By Andrea Plaid
Before the R got into the Tumblr game, I followed rosasparks on my personal one, just totally vibing her nuggets on living, mothering, community-loving, and wisdom-giving that she brought to my dashboard when I logged on. When she followed me back, I felt all swoony and fangirly.
Before I had my Tumblr, Ms. Owner/Editrix adored rosasparks’ commentary on Jezebel while Ms. O/E worked as a scribe over there.
So, when I suggested rosasparks to be our Crush Of The Week, Ms. O/E fangirled a bit, too. When I told rosasparks about how much we loved her here at the R, she squeed herself. We at the R had to know more about our loved-up, so here’s an interview with her, continued over at the R’s Tumblr.
I discovered you on Tumblr, and Latoya adored your whipsmart comments when she worked at Jezebel. What/who informs your politics? And what keeps you at Tumblr vs., say, maintaining a blog at WordPress or Blogspot?
My ma is a progressive and has always been very politically active. I was born in Oakland, in the early 70s, and the Bay Area was alive and bubbling with activity and my ma was inspired by and busy in all of it. My first memories, no joke, are of watching political debates and speeches on TV with her and listening to her talk about the importance of being civic-minded and paying attention to issues and what politicians are saying, and not saying, and being engaged in your community.

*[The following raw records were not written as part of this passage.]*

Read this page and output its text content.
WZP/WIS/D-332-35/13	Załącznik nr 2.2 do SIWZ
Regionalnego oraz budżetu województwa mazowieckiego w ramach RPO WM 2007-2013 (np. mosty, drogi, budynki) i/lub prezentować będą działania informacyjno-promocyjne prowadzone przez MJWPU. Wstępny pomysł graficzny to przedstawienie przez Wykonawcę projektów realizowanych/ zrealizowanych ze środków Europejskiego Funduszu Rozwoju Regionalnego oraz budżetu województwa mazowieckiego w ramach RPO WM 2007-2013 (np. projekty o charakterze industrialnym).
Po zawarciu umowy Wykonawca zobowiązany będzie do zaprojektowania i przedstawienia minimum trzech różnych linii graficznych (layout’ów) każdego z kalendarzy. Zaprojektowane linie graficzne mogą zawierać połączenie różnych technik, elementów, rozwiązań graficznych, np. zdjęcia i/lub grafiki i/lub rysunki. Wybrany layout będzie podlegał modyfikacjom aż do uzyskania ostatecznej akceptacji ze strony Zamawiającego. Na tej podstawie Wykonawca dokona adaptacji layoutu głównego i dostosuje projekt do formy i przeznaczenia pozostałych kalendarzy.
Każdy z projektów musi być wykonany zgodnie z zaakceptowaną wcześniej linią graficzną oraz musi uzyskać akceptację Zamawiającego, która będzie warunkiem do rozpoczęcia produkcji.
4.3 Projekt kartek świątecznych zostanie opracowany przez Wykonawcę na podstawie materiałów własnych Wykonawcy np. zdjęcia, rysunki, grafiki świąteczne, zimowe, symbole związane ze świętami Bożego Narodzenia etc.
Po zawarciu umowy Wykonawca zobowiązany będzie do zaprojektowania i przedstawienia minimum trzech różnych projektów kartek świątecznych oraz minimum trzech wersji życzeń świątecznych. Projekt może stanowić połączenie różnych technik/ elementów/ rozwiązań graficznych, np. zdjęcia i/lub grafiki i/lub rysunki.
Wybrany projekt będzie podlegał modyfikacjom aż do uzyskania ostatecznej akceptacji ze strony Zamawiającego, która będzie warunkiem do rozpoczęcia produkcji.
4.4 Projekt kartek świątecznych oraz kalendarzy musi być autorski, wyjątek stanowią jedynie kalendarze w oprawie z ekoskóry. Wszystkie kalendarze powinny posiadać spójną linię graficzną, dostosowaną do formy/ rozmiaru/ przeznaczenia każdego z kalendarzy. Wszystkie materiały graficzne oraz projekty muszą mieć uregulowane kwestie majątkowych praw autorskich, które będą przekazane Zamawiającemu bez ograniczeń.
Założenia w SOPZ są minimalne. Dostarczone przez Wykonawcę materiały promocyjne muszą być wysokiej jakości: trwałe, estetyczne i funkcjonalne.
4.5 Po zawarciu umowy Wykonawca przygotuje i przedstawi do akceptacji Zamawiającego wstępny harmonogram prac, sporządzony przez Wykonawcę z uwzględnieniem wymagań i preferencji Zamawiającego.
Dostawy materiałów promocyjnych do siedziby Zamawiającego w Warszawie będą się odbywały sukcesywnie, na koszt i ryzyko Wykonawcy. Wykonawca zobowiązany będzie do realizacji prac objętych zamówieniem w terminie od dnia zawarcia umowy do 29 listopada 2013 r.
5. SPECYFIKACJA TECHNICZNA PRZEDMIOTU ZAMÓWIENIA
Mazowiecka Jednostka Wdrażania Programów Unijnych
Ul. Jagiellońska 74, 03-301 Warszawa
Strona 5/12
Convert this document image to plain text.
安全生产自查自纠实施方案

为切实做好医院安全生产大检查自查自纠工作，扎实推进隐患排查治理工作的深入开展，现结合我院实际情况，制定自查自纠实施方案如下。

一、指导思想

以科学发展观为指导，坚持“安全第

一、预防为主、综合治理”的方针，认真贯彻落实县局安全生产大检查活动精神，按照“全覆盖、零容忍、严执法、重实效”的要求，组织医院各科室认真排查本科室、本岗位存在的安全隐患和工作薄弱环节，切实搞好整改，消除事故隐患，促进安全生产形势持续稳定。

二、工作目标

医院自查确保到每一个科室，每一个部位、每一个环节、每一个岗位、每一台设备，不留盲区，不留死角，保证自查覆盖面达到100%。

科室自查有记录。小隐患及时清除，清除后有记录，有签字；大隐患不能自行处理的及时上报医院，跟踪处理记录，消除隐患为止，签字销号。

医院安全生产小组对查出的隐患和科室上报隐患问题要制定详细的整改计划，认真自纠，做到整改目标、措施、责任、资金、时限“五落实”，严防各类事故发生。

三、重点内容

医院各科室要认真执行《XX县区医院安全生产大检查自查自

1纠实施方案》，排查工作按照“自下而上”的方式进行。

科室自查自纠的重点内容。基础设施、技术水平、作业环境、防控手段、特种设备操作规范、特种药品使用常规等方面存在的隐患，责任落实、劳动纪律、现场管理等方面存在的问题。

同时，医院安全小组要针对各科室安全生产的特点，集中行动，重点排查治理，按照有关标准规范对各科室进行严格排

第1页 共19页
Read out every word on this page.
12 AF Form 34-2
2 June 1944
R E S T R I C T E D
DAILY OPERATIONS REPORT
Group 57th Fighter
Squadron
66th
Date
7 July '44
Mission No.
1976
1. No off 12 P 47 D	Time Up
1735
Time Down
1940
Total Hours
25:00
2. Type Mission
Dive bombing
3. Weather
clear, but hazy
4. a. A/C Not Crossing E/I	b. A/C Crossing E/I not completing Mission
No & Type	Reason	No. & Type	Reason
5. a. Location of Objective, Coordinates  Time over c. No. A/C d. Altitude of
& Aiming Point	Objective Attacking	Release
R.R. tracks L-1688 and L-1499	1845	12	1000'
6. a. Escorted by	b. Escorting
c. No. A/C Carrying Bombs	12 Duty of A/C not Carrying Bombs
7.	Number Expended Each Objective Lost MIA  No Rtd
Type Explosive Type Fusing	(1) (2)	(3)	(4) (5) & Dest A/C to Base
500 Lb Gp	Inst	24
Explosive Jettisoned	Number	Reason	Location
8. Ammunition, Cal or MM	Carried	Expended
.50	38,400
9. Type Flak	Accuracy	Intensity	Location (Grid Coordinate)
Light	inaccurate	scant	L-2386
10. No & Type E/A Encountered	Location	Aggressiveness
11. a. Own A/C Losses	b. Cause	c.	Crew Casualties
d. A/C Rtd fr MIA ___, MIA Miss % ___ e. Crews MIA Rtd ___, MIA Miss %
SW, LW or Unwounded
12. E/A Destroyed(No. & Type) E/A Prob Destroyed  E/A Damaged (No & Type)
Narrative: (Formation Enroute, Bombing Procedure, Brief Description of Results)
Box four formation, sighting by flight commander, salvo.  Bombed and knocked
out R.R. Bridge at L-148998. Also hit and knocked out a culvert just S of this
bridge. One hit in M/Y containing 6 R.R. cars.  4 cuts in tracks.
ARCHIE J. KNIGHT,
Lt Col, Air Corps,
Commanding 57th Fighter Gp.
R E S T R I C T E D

I was an African American studies major, in college, which included studying a ton of world politics and history. And throughout my adult life, I’ve always been working, volunteering or taking great, personal interest in government and transparency and equality and policy. Now that I have a daughter, I stay involved because I’d like for her to live and participate in a society that is inclusive and cares about all of its citizens. All of this stems from my ma and what she instilled in me. Also, I adore bell hooks. I take everything she says as gospel.
I was a commenter on Jezebel, for a long time, and when I decided I didn’t want to comment there anymore, several commenters I was close with had headed to Tumblr and said I should go there, too. I followed them, no pun intended, and I’ve never left. I love the community of Tumblr. It’s a simple format to manage and a lot of fun. It inspires me and I’ve met and encountered so many amazing people and hear so many different stories. I’ve forged true friendships, all from something as silly as cat gifs and liveblogs of TV shows, to real substantive discussions about feminism, mental illness, equality, LGBTQQ issues, parenting, the fuckery of the GOP; you name it and it’s probably been discussed–ad nauseum, in fact. Some days, you just want to post the gif of the jockey beating a dead horse.
I stay at Tumblr because I’m lazy, I guess, but really because I don’t feel like I have the ‘voice’ to have a stand-alone blog. Nor do I feel egotistical enough to say, ‘Oooh haaaay, I’m so important, go read my personal blog!’ That just sounds bizarre. I like interacting with people in the moment and I think Tumblr allows for that more than being some private island of blogitutde. Besides, I’d miss all the gifs and the ridiculous memes and everyone I follow.